Perhaps there is a misunderstanding. Both require motion. The kitti static frames are frames without motion. Removing them leaves only frames with motion for training.

DongyangHuLi commented 1 year ago

Perhaps there is a misunderstanding. Both require motion. The kitti static frames are frames without motion. Removing them leaves only frames with motion for training.

Oh, I get it. Thank you so much!

DongyangHuLi commented 1 year ago

Monocular depth also requires this. The "splits" are chosen so that there is always camera motion

For example: https://github.com/nianticlabs/monodepth2/tree/b676244e5a1ca55564eb5d16ab521a48f823af31/splits/eigen_zhou

Preprocessing the images and concatenating is mainly for speed. Loading 3 smaller images is slow whereas loading 1 large image is faster because of random access.

@alexklwong. Hi, Alex. I'm sorry to take a moment of your time. If I use your method, but only want single image input (high resolution) without doing the preprocessing of concatenation. The immediate problem that comes to mind is that for the first frame of a video sequence, it does not have the previous frame, and for the last frame, it has no next frame. So how do you ensure that you can read three frames at a time without concatenation? To do this I looked at the data loading code for monodepth2 and it seemed to do a simple read: 9188fb3cf2794f4e0ec61aa4f83a09f i in [-1,0,1]. Strangely, no mistake was made. But when I used your preprocessor script(https://github.com/alexklwong/calibrated-backprojection-network/blob/440f3ded678fc11c86b0c1fd3f5914c0713c607e/setup/setup_dataset_kitti.py#L286-L287), there was a problem with the array out of bounds: image If it's convenient, can you give me some hints? Thank you very much.

alexklwong commented 1 year ago

Are you using my codebase for this? I could not find image2_path = sequence_image_paths[image0_path_idx + 1] in my setup script.

As for monodepth, I am not familiar with their code, but it seems that they are reading from a predefined list:

https://github.com/nianticlabs/monodepth2/blob/b676244e5a1ca55564eb5d16ab521a48f823af31/trainer.py#L114-L139

They are reading from a predefined list. The code that I have provided in the setup is creating that list.
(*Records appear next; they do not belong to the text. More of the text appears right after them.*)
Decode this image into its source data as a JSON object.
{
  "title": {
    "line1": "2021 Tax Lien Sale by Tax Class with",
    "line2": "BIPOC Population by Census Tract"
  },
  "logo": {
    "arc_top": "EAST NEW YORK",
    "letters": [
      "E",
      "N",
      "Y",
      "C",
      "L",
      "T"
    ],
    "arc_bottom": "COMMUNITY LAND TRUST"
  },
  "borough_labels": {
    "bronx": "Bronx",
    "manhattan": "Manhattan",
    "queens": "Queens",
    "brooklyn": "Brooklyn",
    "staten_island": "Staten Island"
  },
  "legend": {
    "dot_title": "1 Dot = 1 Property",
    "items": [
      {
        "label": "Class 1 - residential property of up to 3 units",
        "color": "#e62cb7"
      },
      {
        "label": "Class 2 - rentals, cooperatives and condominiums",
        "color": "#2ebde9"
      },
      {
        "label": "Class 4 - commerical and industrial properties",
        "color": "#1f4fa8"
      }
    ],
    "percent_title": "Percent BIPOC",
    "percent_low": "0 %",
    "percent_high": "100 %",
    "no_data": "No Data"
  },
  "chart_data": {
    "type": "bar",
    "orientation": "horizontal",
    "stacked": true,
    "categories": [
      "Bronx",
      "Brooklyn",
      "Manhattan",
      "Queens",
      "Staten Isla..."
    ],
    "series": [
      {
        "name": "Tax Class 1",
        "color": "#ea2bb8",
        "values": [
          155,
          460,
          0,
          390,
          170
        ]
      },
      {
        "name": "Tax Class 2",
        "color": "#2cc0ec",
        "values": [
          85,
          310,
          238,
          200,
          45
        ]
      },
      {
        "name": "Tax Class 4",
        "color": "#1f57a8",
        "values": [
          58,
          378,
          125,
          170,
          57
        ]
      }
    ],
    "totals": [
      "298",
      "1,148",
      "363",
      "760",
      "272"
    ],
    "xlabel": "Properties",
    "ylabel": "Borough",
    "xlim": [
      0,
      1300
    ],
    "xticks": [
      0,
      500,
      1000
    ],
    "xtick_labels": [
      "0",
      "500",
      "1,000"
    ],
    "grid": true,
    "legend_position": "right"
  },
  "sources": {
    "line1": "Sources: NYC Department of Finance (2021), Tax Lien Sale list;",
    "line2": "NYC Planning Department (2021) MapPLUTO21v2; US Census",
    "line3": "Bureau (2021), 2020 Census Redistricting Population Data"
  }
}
DongyangHuLi commented 1 year ago

Yes, I also want to use your code to create lists. But I changed it a little bit. Actually, image2_path = sequence_image_paths[image0_path_idx + 1] and image2_path = image_paths[image0_path_idx+1] are similar.

alexklwong commented 1 year ago

So I could not reproduce the error. What is the main difference between your code and mine?

Regardless, we will be pushing an update to the codebase for set up to support supervised and unsupervised training. This is in an effort to make the code more accessible to those who are working also in semi-supervised learning.

DongyangHuLi commented 1 year ago

So I could not reproduce the error. What is the main difference between your code and mine?

Regardless, we will be pushing an update to the codebase for set up to support supervised and unsupervised training. This is in an effort to make the code more accessible to those who are working also in semi-supervised learning.

I fixed it. It was my fault. Thank you for your reply!